Après « Les vagues enchaînées » qui nous avaient entraînés dans les méandres mémoriels de l’horreur de l’esclavage, l’auteur nous captive à nouveau et nous embarque dans un voyage paradoxal de violence et de grâce.

Sullivan de Georges est un trader parisien, bourgeois, addict aux excès. Dans la fureur de ses combats clandestins chez les riches avides de spectacle, il lutte aussi contre lui-même aux quatre coins du monde. Mais des yeux l’observent, le guettent et le suivent dans son mal de vivre. Son salut viendra-t-il de son amour pour ce pays plein de charme et de saveurs qu’est le Kenya, ou de cette sublime femme africaine rencontrée dans le hasard de sa vie tumultueuse ?

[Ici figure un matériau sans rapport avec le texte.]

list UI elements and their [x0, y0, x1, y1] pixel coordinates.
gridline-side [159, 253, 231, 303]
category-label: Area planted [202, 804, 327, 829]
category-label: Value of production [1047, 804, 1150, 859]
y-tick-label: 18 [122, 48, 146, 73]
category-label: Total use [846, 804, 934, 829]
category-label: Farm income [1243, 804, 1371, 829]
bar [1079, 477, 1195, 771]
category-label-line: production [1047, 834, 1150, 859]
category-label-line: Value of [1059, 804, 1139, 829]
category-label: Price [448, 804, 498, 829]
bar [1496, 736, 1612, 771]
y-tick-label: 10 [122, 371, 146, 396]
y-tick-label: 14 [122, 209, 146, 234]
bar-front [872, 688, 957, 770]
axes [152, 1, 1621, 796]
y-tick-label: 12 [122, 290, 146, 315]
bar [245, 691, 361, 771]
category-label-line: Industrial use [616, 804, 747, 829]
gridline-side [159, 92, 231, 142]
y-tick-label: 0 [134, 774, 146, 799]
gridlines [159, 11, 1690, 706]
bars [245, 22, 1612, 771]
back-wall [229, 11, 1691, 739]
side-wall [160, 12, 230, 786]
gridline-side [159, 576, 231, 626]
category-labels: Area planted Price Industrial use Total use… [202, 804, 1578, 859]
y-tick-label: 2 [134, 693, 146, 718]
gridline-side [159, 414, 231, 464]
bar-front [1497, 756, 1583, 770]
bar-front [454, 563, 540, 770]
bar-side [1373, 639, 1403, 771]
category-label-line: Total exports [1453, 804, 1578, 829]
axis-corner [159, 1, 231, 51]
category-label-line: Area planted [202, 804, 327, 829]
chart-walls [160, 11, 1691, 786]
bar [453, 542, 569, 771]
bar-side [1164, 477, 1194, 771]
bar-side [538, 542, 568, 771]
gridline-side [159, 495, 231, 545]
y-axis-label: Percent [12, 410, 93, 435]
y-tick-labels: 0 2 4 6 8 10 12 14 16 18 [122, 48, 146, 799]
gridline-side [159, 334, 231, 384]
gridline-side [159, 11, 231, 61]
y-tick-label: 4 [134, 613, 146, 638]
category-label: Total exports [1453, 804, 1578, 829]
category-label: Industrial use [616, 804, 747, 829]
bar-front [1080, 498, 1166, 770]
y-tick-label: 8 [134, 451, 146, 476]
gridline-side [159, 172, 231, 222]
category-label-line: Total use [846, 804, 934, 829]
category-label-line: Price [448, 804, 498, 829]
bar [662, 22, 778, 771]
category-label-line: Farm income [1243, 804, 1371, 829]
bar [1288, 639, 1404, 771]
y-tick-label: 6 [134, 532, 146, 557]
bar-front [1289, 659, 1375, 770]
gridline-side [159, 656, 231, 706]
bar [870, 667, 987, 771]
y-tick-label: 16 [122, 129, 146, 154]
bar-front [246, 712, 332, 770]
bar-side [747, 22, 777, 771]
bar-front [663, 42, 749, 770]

Parlons tout d’abord de l’histoire. Le chaos de Sullivan a cette force du récit initiatique nous donnant de suivre l’évolution de Sullivan de Georges vers la compréhension du monde qui l’entoure, qu’il combat, fuit ou admire, mais aussi, sans doute, vers cette quête de lui-même avec tous ses paradoxes. Une histoire captivante, presque hypnotique, qui dans ce parcours de vie tellement peu banale et tellement loin du lecteur moyen arrive malgré tout à nous arracher à nous-mêmes, ouvrant le jeu de l’implication, d’une identification possible. C’est celle, notamment, du combat personnel avec nos démons intérieurs, ou plutôt, pour être plus proche de Sullivan, ces fauves qui nous guettent, cherchant à nous débusquer et nous dévorer de l’intérieur. Cette « ennemi dans la glace » que chante Alain Chanfort, car « il y a chez moi un hôte indésirable, insaisissable, qui vit sous mon toit, qui dort dans mon lit, qui jamais n’m’oublie, l’ennemi dans la glace dont le regard me glace, il sourit mais j’le connais bien… » Et c’est aussi la lutte avec l’amour… Rien de nouveau sous le soleil… car comme disait l’apôtre Paul dans son épître aux Romains (La Bible) « Je ne fais pas le bien que je veux, et je fais le mal que je ne veux pas ». Oui, l’enfer et le paradis ne sont jamais loin l’un de l’autre, et l’histoire de Sullivan de Georges en est un sublime exemple. Le chaos de Sullivan est la narration d’une descente aux enfers, ou plutôt, d’une chute lente, vertigineuse et peut-être inexorable, voire fatale d’un homme en prise avec ses excès et pour qui la survie est devenue le maître mot. Mais c’est aussi, au cœur même de ce périple, la Rencontre. Rencontre avec son destin, avec le réel, avec le temps « le tic-tac du temps qui a grignoté mon intérieur fade, face à une âme malade » comme dira Sullivan. Rencontre enfin avec l’Aimée…

Et puis derrière les mots qui se dévorent, il y a la main qui les pense et les écrits. Rémy Pulvar, une fois encore, est émouvant dans son geste. Je parlais de grâce, et c’est précisément ainsi que je vois sa démarche d’écriture. Avec ce troisième roman, la violence est pourtant là centrale. Une violence brute, aride et percutante. Il ne fait pas là dans la dentelle dans le récit des combats physiques comme dans ceux qui se jouent dans le fort intérieur du héros. Le lecteur se retrouve catapulté dans la peau du spectateur… il s’habille alors des habits élégants et détestables à la fois des voyeurs, des parieurs, de la plèbe avide de sang pour se divertir. Mais Rémy Pulvar nous bouscule, et d’une page à une autre nous transporte aussi d’un pays à un autre, des ruelles parisiennes à une plage africaine, d’un lugubre décor d’un vieux pétrolier russe désaffecté à un village éventré de Sardaigne devenu le ring du démon. Et à chaque fois, cette même minutie du détail, l’auteur devenant tour à tout artiste peintre, apportant les contours d’une toile de maître, guide touristique, évoquant les lieux, leurs histoires, leurs couleurs, leurs odeurs, et conteur, avec ce miraculeux pouvoir de l’allumage de notre imagination ou du rêve qui donne vie à des sons, à des mots, à des phrases…

Ce chaos de Sullivan vous mettra peut-être quelques instants sous le choc où l’arbitre se met à décompter mais pour mieux vous relever et inspirer un souffle de vie renouvelé et renouvelant.